Lindstrom, 'Smalhans' (Feedelity/Smalltown Supersound)

7
Smalhans
Critical Mass
Release Date: November 6, 2012
Label: Feedelity/Smalltown Supersound

by Mike Powell

In February, Norwegian disco prince Lindstrøm released a wild and busy record called Six Cups of Rebel: "On this album I've gone further out than before," he said in an interview, then added, in his polite, Norwegian way, "But I'm not sure that's for the best." Now, nine months later, comes Smalhans, a half-hour-long project made in about a month using Logic presets, takes its title from the Norwegian word for "poverty," and names each of its tracks after dishes Lindstrom described to SPIN as "really cheap to make." The idea is almost exhaustingly clear: After the excesses of Six Cups, he wants to be basic.

Still, Smalhans, like all his best music, evokes a particular kind of luxury: distant stars twinkling in a dark-purple sky, hot pursuits featuring unsafe cars with gull-wing doors. His melodies continue to be lithe and spidery. His bass lines are, unfortunately, spidery too: Like spiders, they creep and crawl. Like spiders, they are enchanting and have the potential to be very fucking eerie.

The result is music both spacious and claustrophobically insistent.
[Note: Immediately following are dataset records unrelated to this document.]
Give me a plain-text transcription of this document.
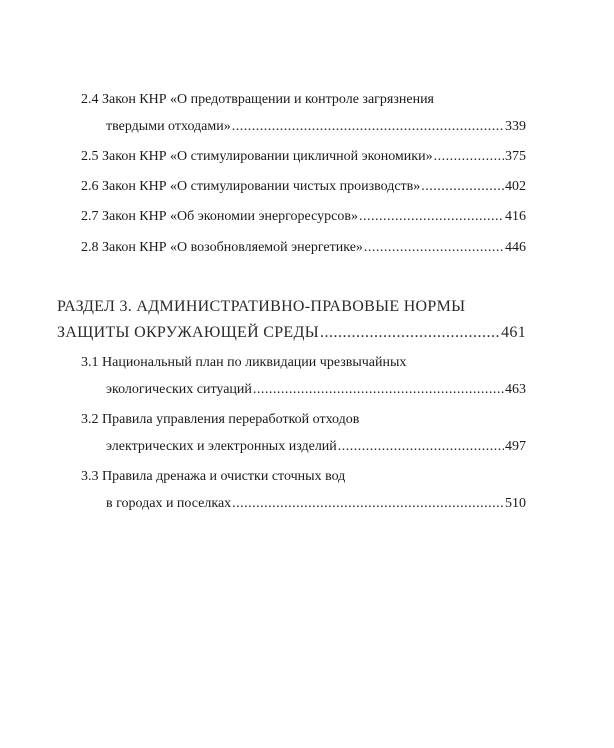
2.4 Закон КНР «О предотвращении и контроле загрязнения
твердыми отходами» .....	339
2.5 Закон КНР «О стимулировании цикличной экономики» .....	375
2.6 Закон КНР «О стимулировании чистых производств» .....	402
2.7 Закон КНР «Об экономии энергоресурсов» .....	416
2.8 Закон КНР «О возобновляемой энергетике» .....	446
РАЗДЕЛ 3. АДМИНИСТРАТИВНО-ПРАВОВЫЕ НОРМЫ
ЗАЩИТЫ ОКРУЖАЮЩЕЙ СРЕДЫ .....	461
3.1 Национальный план по ликвидации чрезвычайных
экологических ситуаций .....	463
3.2 Правила управления переработкой отходов
электрических и электронных изделий .....	497
3.3 Правила дренажа и очистки сточных вод
в городах и поселках .....	510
In the past — 2008's definitive Where You Go I Go Tooin particular — Lindstrom used long track times to create landscapes where he could exercise a DJ's sense of ebb and flow; here, everything is crammed economically into six tracks, each under six-and-a-half minutes, and they don't build so much as sprint at the sound of the starter pistol, not winding down to a close so much as vanishing.

Something is sacrificed here, of course. Lindstrom's sense of grandeur and musical expanse were part of what made him and collaborators like Prins Thomas and Todd Terje so refreshing, so…European. Compared to his other records — even 2010's relatively song-oriented Real Life Is No Cool, made with the vocalist Christabelle — Smalhans feels almost dismissively quick.
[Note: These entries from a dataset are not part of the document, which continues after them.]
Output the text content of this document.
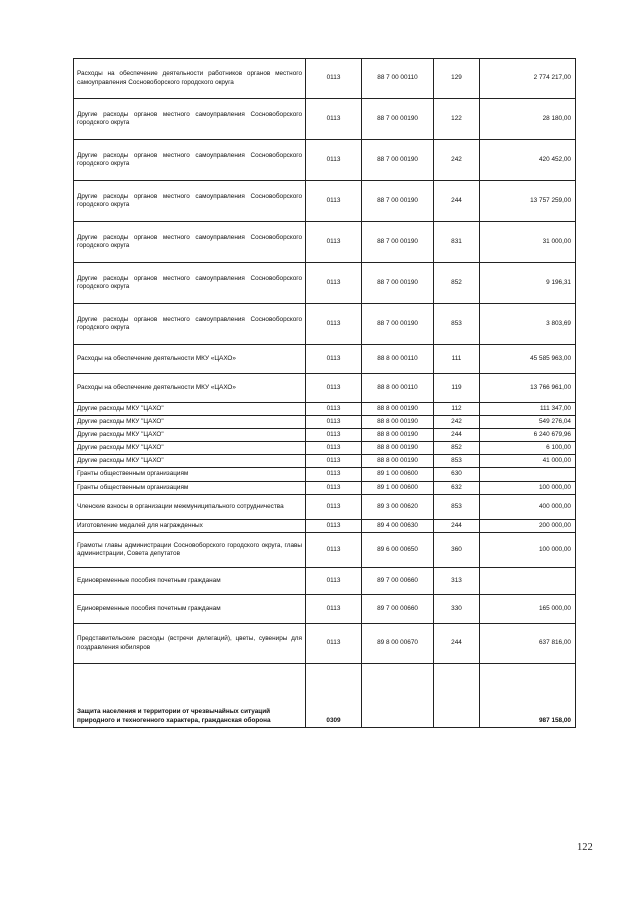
Расходы на обеспечение деятельности работников органов местного самоуправления Сосновоборского городского округа	0113	88 7 00 00110	129	2 774 217,00
Другие расходы органов местного самоуправления Сосновоборского городского округа	0113	88 7 00 00190	122	28 180,00
Другие расходы органов местного самоуправления Сосновоборского городского округа	0113	88 7 00 00190	242	420 452,00
Другие расходы органов местного самоуправления Сосновоборского городского округа	0113	88 7 00 00190	244	13 757 259,00
Другие расходы органов местного самоуправления Сосновоборского городского округа	0113	88 7 00 00190	831	31 000,00
Другие расходы органов местного самоуправления Сосновоборского городского округа	0113	88 7 00 00190	852	9 196,31
Другие расходы органов местного самоуправления Сосновоборского городского округа	0113	88 7 00 00190	853	3 803,69
Расходы на обеспечение деятельности МКУ «ЦАХО»	0113	88 8 00 00110	111	45 585 963,00
Расходы на обеспечение деятельности МКУ «ЦАХО»	0113	88 8 00 00110	119	13 766 961,00
Другие расходы МКУ "ЦАХО"	0113	88 8 00 00190	112	111 347,00
Другие расходы МКУ "ЦАХО"	0113	88 8 00 00190	242	549 276,04
Другие расходы МКУ "ЦАХО"	0113	88 8 00 00190	244	6 240 679,96
Другие расходы МКУ "ЦАХО"	0113	88 8 00 00190	852	6 100,00
Другие расходы МКУ "ЦАХО"	0113	88 8 00 00190	853	41 000,00
Гранты общественным организациям	0113	89 1 00 00600	630	
Гранты общественным организациям	0113	89 1 00 00600	632	100 000,00
Членские взносы в организации межмуниципального сотрудничества	0113	89 3 00 00620	853	400 000,00
Изготовление медалей для награжденных	0113	89 4 00 00630	244	200 000,00
Грамоты главы администрации Сосновоборского городского округа, главы администрации, Совета депутатов	0113	89 6 00 00650	360	100 000,00
Единовременные пособия почетным гражданам	0113	89 7 00 00660	313	
Единовременные пособия почетным гражданам	0113	89 7 00 00660	330	165 000,00
Представительские расходы (встречи делегаций), цветы, сувениры для поздравления юбиляров	0113	89 8 00 00670	244	637 816,00
Защита населения и территории от чрезвычайных ситуаций природного и техногенного характера, гражданская оборона	0309			987 158,00
122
But even in compact spaces, his sense of melody and harmony are still muscular, his sound still shimmery, his drama still borderline operatic. There's something appealing, too, about bouncing back from an album influenced by music as flamboyantly complicated as Jethro Tull's with an album that almost sounds like '90s trance beaten out in a sweatshop. For someone whose full catalog could be classified roughly as "disco," Lindstrom is becoming increasingly diverse; but his style is immediately recognizable — probably as good a proof of artistic development as there is. Cheap and dirty, he still shines.